There is a cost to atomic

In rust atomics are just a way to communicate to the compiler that you are performing concurrent operations to a varible. It is not true that there is always cost to them -- in particular, you are likely thinking of read-modify-write atomic operations, which are costly and are not needed in many single-producer/single-consumer (SPSC) algorithms. This is not (necessarily) what people are talking about when they are telling you to use atomics.

Concretely, depending on your choice of Ordering and architecture you run on, atomic loads/stores that you would not pay for normal load/store.

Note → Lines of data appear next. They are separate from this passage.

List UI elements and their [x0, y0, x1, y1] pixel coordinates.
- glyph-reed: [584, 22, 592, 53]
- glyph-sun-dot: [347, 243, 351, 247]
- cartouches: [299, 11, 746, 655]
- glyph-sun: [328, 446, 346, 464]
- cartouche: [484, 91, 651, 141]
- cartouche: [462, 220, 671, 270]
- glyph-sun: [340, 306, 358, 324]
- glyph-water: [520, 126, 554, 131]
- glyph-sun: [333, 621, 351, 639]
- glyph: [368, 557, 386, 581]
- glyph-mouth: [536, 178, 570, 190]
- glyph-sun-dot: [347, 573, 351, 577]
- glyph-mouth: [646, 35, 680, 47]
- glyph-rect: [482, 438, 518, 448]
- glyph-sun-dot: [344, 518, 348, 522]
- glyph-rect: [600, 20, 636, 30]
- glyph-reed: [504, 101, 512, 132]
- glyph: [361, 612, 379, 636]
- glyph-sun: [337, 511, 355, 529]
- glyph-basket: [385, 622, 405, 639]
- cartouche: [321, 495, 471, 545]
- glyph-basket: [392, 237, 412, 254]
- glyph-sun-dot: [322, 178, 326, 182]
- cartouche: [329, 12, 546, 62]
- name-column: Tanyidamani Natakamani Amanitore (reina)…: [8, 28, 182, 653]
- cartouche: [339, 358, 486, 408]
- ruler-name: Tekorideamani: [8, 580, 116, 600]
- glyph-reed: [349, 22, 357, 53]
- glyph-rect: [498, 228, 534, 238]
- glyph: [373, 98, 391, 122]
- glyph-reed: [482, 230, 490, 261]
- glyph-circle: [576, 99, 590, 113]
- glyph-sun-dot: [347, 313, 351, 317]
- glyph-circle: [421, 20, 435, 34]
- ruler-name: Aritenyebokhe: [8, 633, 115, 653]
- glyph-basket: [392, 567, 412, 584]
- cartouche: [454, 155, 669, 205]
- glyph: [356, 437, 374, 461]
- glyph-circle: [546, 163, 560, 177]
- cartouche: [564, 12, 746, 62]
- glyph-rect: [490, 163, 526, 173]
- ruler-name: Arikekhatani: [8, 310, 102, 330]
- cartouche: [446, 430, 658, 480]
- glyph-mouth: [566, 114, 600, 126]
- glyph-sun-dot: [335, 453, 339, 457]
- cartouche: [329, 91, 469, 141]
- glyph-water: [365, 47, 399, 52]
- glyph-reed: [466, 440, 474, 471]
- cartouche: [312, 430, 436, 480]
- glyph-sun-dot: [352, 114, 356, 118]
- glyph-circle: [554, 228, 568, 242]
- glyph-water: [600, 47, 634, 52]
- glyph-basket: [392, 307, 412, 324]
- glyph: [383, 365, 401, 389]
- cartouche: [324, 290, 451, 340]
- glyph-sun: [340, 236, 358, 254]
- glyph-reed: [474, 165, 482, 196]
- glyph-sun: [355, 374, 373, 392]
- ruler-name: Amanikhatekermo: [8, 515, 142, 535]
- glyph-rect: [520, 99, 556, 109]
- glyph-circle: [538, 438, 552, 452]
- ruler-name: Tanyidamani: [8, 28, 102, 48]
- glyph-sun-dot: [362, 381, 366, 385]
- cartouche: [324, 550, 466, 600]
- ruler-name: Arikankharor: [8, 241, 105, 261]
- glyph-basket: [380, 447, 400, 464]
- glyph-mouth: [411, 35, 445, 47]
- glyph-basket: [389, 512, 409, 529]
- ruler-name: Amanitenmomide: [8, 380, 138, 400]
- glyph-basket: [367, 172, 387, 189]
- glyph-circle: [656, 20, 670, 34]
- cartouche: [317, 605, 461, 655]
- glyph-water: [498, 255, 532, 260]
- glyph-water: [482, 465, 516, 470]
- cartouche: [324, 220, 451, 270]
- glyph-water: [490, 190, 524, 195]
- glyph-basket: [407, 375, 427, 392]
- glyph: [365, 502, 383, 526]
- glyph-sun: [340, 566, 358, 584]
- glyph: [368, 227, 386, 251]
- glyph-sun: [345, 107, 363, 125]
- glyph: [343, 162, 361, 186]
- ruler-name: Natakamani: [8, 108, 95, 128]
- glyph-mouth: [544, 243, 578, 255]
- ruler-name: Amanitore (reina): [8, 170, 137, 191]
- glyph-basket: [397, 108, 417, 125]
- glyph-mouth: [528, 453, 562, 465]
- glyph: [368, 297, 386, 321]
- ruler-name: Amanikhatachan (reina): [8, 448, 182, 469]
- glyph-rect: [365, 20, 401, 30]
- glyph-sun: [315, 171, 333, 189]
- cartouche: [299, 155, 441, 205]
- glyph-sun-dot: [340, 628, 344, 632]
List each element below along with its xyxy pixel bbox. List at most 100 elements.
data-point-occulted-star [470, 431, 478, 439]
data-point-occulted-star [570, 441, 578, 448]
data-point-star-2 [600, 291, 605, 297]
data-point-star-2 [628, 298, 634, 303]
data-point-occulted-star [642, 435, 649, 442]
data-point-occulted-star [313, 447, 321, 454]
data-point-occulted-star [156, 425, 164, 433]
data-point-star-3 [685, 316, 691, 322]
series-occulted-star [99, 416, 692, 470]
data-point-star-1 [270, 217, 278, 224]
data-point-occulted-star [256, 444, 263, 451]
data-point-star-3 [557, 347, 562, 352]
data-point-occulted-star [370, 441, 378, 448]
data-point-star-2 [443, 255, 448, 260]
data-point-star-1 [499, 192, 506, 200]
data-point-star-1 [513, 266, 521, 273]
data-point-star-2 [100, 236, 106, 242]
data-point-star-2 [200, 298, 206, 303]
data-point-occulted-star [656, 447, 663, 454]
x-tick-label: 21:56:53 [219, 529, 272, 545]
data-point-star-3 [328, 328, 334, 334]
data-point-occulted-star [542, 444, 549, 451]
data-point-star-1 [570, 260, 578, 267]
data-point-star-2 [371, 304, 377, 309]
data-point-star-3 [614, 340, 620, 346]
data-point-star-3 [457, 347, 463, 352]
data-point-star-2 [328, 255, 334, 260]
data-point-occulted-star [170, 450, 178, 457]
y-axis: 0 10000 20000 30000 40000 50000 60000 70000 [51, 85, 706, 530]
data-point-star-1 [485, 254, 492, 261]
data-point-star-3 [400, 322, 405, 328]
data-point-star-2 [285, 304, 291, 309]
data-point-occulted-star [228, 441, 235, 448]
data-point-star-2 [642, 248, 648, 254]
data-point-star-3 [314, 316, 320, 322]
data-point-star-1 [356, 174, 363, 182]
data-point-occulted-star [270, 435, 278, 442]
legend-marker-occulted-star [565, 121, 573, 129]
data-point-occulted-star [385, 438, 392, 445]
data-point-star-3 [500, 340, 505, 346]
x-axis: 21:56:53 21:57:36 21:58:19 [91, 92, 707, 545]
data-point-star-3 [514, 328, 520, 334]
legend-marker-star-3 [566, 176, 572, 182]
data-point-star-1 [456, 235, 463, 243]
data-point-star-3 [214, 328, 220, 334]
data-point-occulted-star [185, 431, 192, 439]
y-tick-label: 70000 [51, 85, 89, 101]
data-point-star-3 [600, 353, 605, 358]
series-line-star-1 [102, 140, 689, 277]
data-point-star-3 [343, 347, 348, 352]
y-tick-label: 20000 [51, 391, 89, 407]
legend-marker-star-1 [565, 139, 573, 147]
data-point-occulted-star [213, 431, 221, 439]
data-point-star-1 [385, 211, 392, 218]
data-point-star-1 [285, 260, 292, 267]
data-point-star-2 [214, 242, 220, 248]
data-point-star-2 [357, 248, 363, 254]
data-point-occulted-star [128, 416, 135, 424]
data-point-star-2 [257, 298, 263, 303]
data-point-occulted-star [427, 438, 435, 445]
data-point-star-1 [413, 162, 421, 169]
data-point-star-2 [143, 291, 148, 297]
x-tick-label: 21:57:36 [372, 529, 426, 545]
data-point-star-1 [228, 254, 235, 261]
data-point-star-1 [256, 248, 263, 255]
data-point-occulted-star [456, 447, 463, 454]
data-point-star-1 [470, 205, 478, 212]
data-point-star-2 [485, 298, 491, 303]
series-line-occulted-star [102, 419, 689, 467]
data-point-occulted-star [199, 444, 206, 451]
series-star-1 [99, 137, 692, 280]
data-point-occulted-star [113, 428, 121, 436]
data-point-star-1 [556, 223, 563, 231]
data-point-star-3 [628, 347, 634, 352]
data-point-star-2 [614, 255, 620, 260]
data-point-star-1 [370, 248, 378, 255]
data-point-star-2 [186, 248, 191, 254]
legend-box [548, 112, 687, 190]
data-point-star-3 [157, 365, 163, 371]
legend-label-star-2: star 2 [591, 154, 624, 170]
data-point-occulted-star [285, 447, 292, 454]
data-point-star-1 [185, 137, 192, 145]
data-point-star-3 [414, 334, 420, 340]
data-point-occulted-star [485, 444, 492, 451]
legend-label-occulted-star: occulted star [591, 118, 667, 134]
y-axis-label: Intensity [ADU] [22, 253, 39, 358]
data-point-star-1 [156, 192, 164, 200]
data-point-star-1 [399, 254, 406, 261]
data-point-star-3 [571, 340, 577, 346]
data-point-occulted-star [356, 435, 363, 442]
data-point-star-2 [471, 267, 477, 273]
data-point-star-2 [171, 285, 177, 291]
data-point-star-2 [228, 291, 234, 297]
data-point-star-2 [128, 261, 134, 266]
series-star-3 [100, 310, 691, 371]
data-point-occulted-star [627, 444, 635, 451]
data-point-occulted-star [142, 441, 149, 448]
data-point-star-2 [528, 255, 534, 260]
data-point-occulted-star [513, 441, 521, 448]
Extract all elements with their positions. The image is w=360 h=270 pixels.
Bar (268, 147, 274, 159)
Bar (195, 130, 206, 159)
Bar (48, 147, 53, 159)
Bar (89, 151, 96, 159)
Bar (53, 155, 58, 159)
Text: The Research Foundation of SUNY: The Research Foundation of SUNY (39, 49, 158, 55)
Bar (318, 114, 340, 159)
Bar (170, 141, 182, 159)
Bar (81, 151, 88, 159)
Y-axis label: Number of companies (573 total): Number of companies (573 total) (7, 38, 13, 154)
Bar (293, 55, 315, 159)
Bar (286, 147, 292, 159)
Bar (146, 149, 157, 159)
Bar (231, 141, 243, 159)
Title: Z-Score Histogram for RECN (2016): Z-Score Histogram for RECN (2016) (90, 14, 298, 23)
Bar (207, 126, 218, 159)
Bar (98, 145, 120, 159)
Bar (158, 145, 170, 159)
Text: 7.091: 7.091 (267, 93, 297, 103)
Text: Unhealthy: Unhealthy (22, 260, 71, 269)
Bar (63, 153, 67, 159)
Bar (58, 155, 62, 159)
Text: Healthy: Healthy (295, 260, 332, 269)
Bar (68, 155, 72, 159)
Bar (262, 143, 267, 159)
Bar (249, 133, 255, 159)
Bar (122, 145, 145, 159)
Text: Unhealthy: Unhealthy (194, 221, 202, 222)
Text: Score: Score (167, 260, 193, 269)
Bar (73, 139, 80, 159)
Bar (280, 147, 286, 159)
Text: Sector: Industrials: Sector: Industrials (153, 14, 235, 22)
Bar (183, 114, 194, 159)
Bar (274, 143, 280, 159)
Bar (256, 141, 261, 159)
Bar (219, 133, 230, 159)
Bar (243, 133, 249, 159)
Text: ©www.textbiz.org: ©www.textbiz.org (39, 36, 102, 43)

If you choose a strict ordering, there may be a memory fence which has a cost, but to implement SPSC algorithms, you may not need this. On x86-family, there is no cost to atom.load(Ordering::Acquire), atom.store(v, Ordering::Release), for example, which may be enough to implement your ringbuffer (if it's SPSC, this is plausible).

but ringbuffer does not need any atomic operation

Fundamentally, this is not true, as you've found. What may be true is you may not need any read-modify-write atomic operations, or fences. If this is the case, there would be no cost with using AtomicUsize with load(Ordering::Acquire) and store(Ordering::Release).

But to be clear I have not looked at your algorithm, so this may not be sufficient, I don't know.

Note that many classic algorithms from textbooks are hopelessly broken on modern CPUs and compilers without addition of very strong expensive fences, and a great deal of old code is broken in similar ways.

soloist-v commented 2 years ago

Thanks for your professional answer, I will reimplement using atomics.